Hence the equation ${x^2} + 2x - 48$ can be written as,
$ \Rightarrow {x^2} + 8x - 6x - 48$
Factor out the greatest common factor from each group, we get,
$ \Rightarrow x(x + 8) - 6(x + 8)$
Now factor the polynomial by factoring out the greatest common factor $x + 8$, we get,
$ \Rightarrow (x + 8)(x - 6)$

Hence the factorization of the equation $y = {x^2} + 2x - 48$ is $(x + 8)(x - 6)$.

Note :
Alternative method :
Given a quadratic equation $y = {x^2} + 2x - 48$.
Here we find the roots of the given equation and then from the roots we try to find out the factors.

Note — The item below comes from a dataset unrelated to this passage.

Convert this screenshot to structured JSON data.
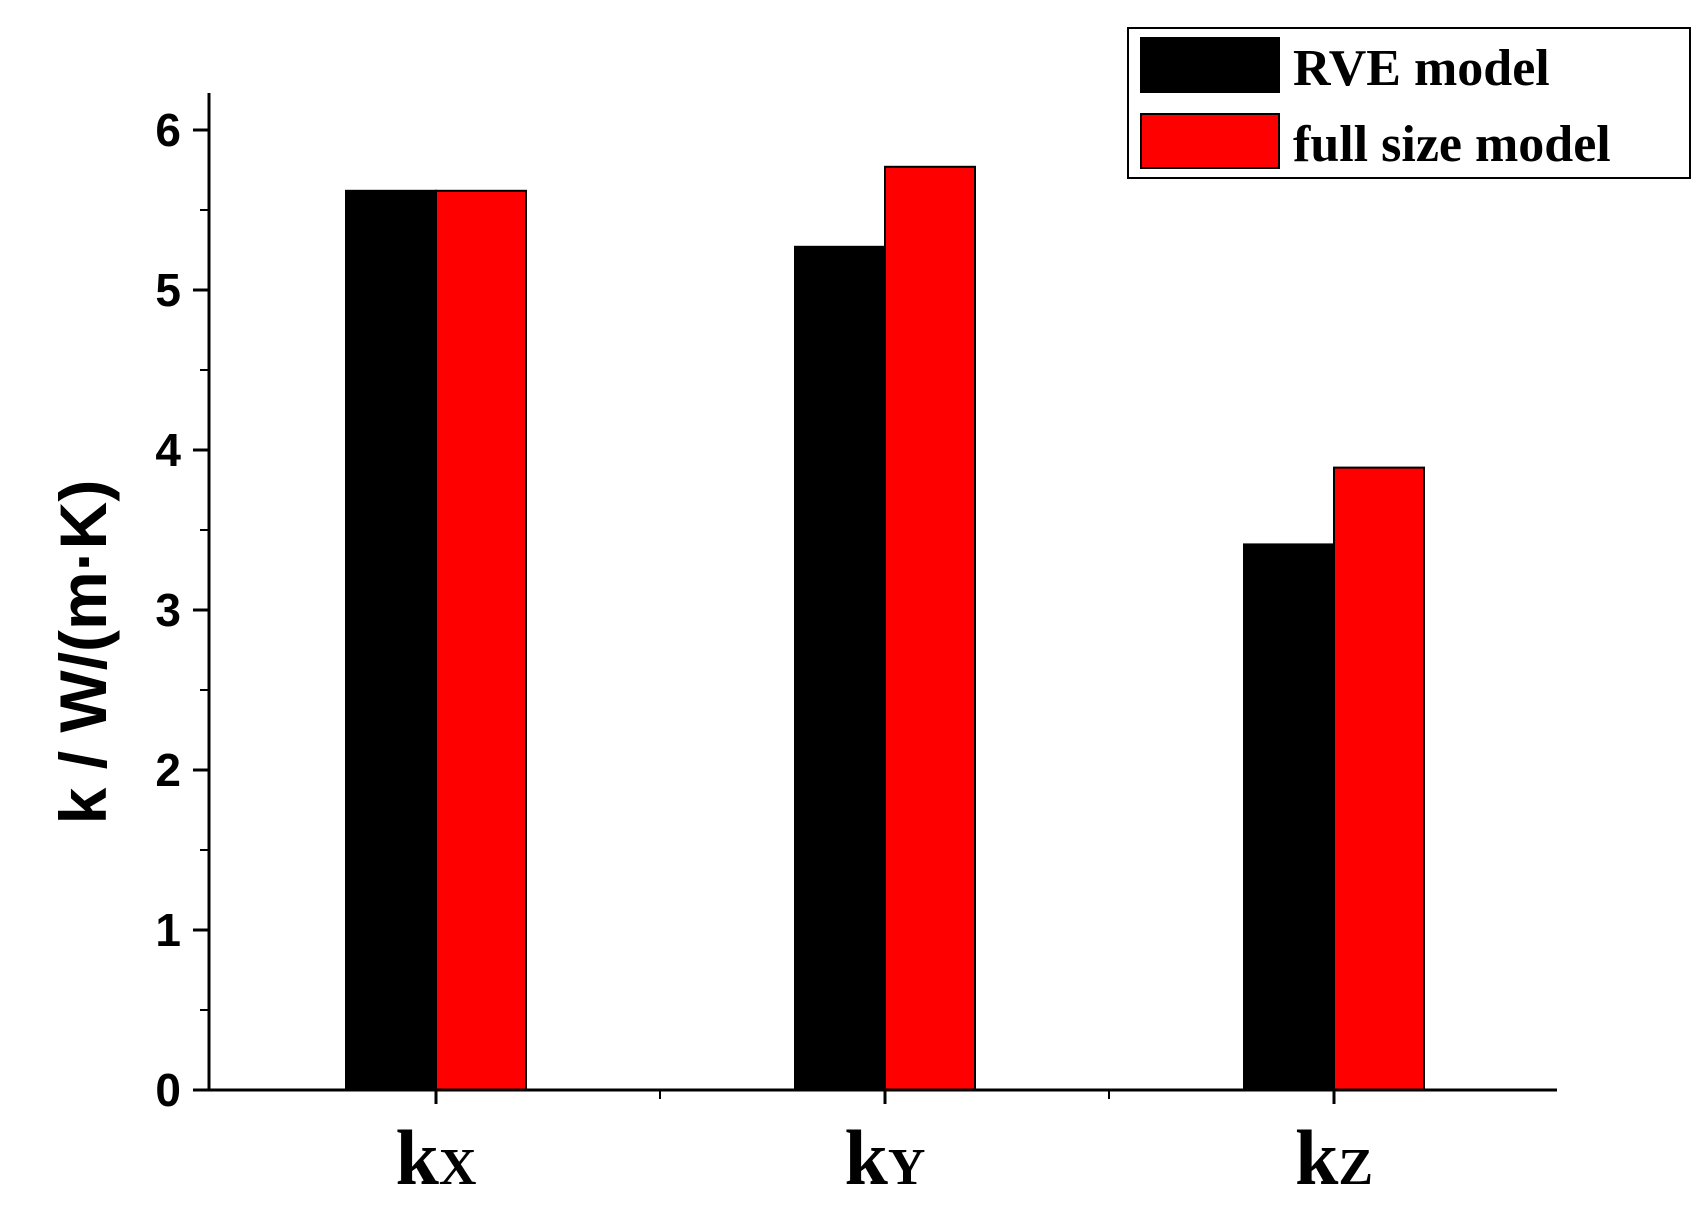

This equation is of the form of $a{x^2} + bx + c$. We find the roots using the formula,
$x = \dfrac{{ - b \pm \sqrt {{b^2} - 4ac} }}{{2a}}$.

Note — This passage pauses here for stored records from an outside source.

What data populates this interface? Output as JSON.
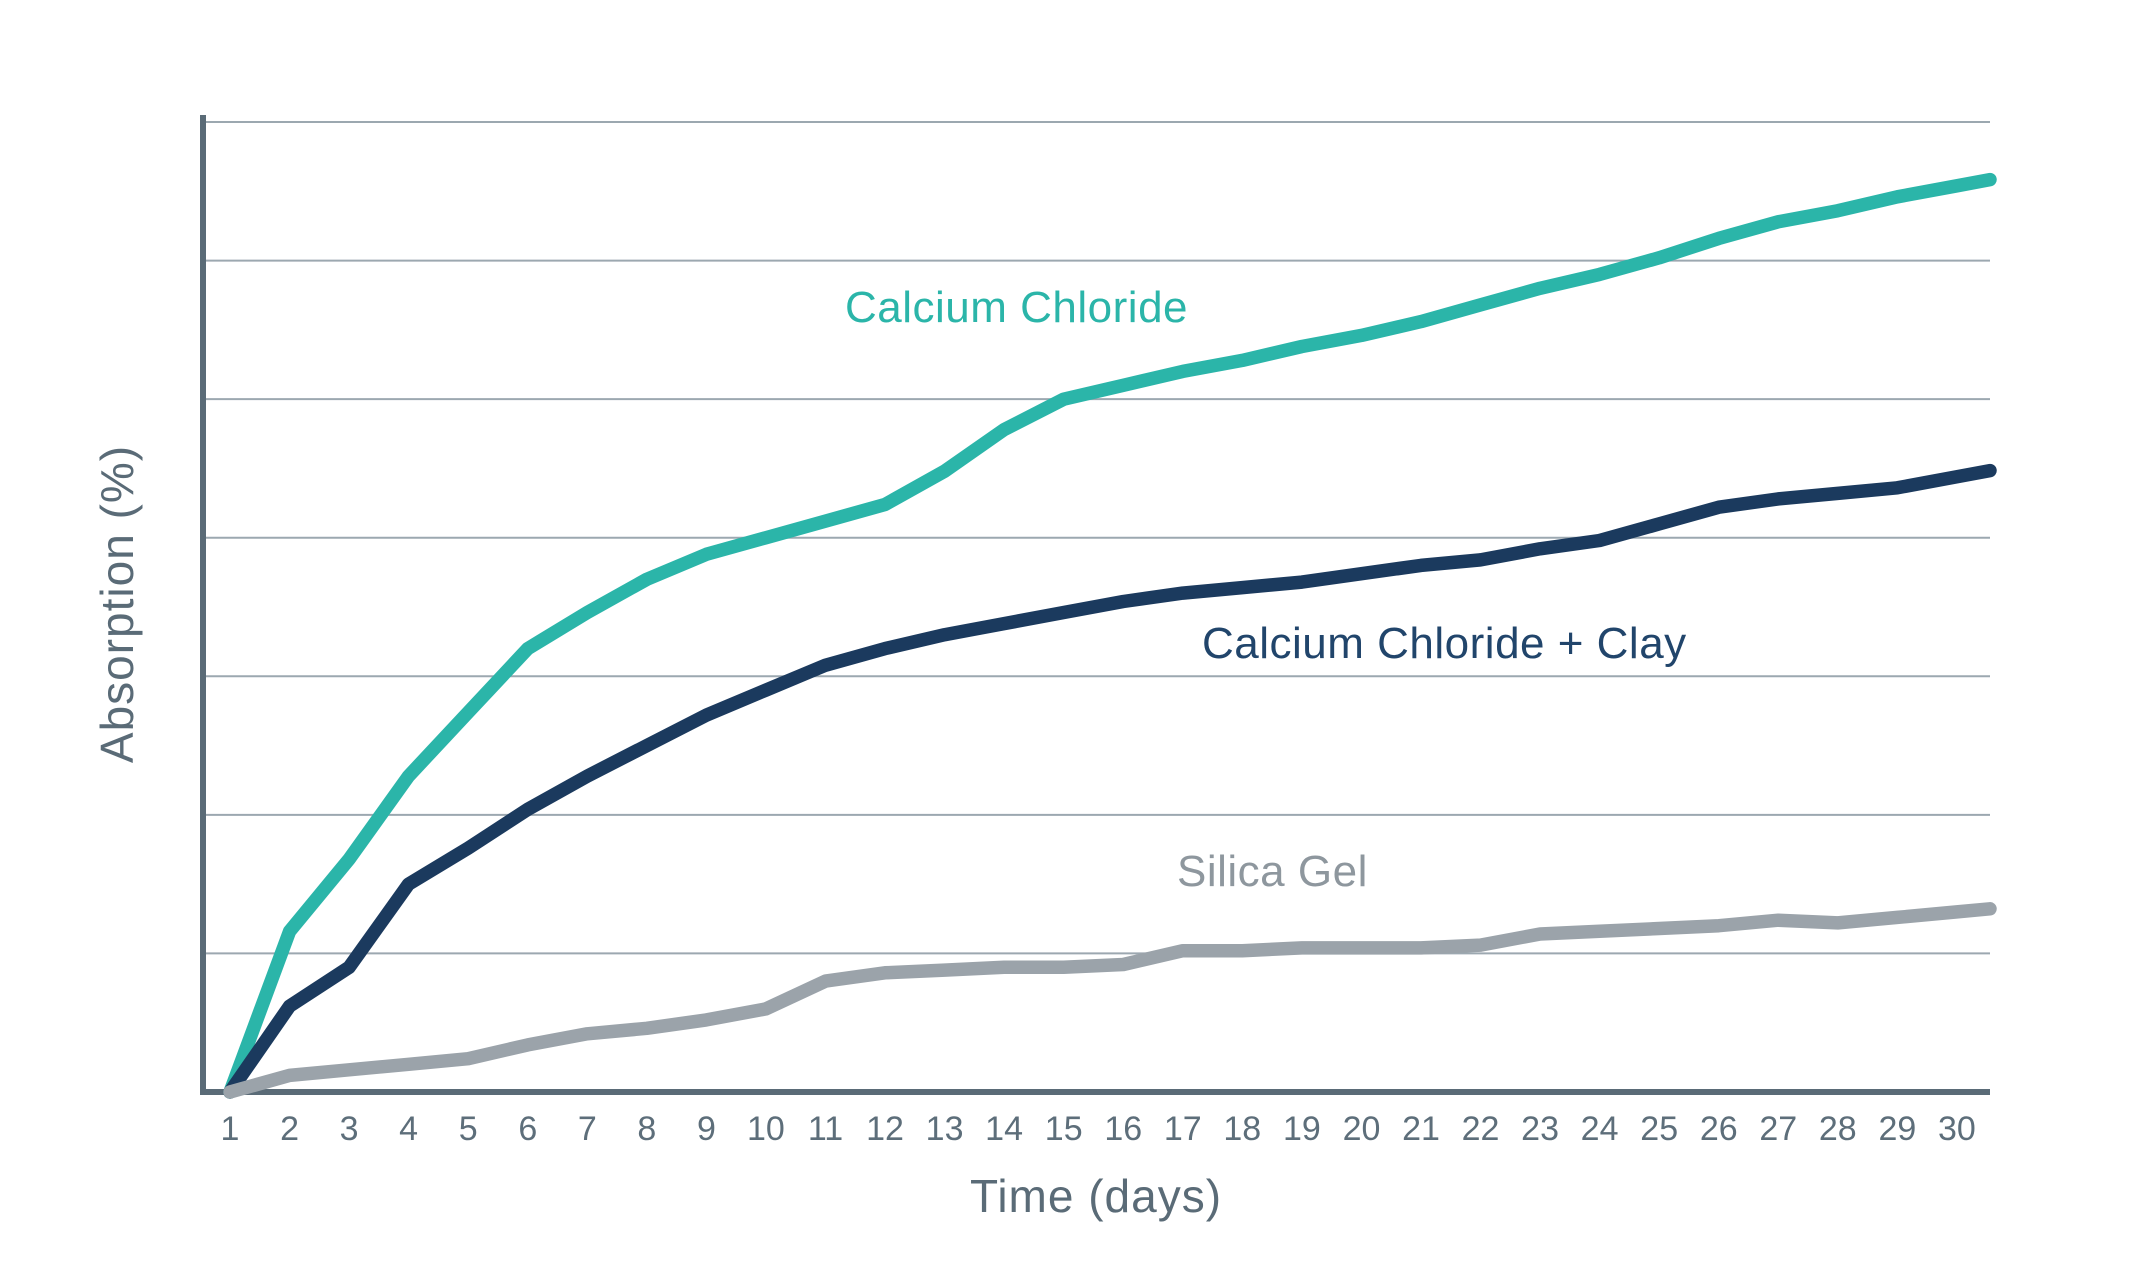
{
  "chart_data": {
    "type": "line",
    "title": "",
    "xlabel": "Time (days)",
    "ylabel": "Absorption (%)",
    "x": [
      1,
      2,
      3,
      4,
      5,
      6,
      7,
      8,
      9,
      10,
      11,
      12,
      13,
      14,
      15,
      16,
      17,
      18,
      19,
      20,
      21,
      22,
      23,
      24,
      25,
      26,
      27,
      28,
      29,
      30
    ],
    "xlim": [
      1,
      30.5
    ],
    "ylim": [
      0,
      35
    ],
    "y_gridline_step": 5,
    "y_tick_labels_shown": false,
    "grid": "horizontal",
    "legend": "inline-labels",
    "background_color": "#ffffff",
    "axis_color": "#5a6b77",
    "gridline_color": "#8b99a3",
    "tick_label_color": "#5d6e7a",
    "series": [
      {
        "name": "Calcium Chloride",
        "color": "#2bb5a9",
        "label_color": "#2bb5a9",
        "values": [
          0,
          5.8,
          8.4,
          11.4,
          13.7,
          16.0,
          17.3,
          18.5,
          19.4,
          20.0,
          20.6,
          21.2,
          22.4,
          23.9,
          25.0,
          25.5,
          26.0,
          26.4,
          26.9,
          27.3,
          27.8,
          28.4,
          29.0,
          29.5,
          30.1,
          30.8,
          31.4,
          31.8,
          32.3,
          32.7
        ]
      },
      {
        "name": "Calcium Chloride + Clay",
        "color": "#1b3a5e",
        "label_color": "#21456b",
        "values": [
          0,
          3.1,
          4.5,
          7.5,
          8.8,
          10.2,
          11.4,
          12.5,
          13.6,
          14.5,
          15.4,
          16.0,
          16.5,
          16.9,
          17.3,
          17.7,
          18.0,
          18.2,
          18.4,
          18.7,
          19.0,
          19.2,
          19.6,
          19.9,
          20.5,
          21.1,
          21.4,
          21.6,
          21.8,
          22.2
        ]
      },
      {
        "name": "Silica Gel",
        "color": "#9ba3aa",
        "label_color": "#8e979e",
        "values": [
          0,
          0.6,
          0.8,
          1.0,
          1.2,
          1.7,
          2.1,
          2.3,
          2.6,
          3.0,
          4.0,
          4.3,
          4.4,
          4.5,
          4.5,
          4.6,
          5.1,
          5.1,
          5.2,
          5.2,
          5.2,
          5.3,
          5.7,
          5.8,
          5.9,
          6.0,
          6.2,
          6.1,
          6.3,
          6.5
        ]
      }
    ]
  }
}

Here $a = 1$, $b = 2$ and $c = - 48.$
Substituting these values in the formula we get,
$ \Rightarrow x = \dfrac{{ - 2 \pm \sqrt {{{(2)}^2} - 4 \times 1 \times ( - 48)} }}{{2 \times 1}}$
$ \Rightarrow x = \dfrac{{ - 2 \pm \sqrt {4 - 4 \times ( - 48)} }}{2}$
$ \Rightarrow x = \dfrac{{ - 2 \pm \sqrt {4 + 192} }}{2}$
$ \Rightarrow x = \dfrac{{ - 2 \pm \sqrt {196} }}{2}$
We know that $\sqrt {196} = 14$.
$ \Rightarrow x = \dfrac{{ - 2 \pm 14}}{2}$
Hence we get two roots given by,
${x_1} = \dfrac{{ - 2 + 14}}{2}$and ${x_2} = \dfrac{{ - 2 - 14}}{2}$
$ \Rightarrow {x_1} = \dfrac{{12}}{2}$and ${x_2} = - \dfrac{{16}}{2}$
$ \Rightarrow {x_1} = 6$ and ${x_2} = - 8$
So, the factors for the quadratic equation when the roots are given is found using the formula,
$(x - {x_1})(x - {x_2})$
Substituting the values of ${x_1}$ and ${x_2}$ we get the required factors.
$ \Rightarrow \left( {x - 6} \right)\left( {x - ( - 8)} \right)$
$ \Rightarrow \left( {x - 6} \right)\left( {x + 8} \right)$
Hence the factorization of the equation $y = {x^2} + 2x - 48$ is given by $\left( {x - 6} \right)\left( {x + 8} \right)$.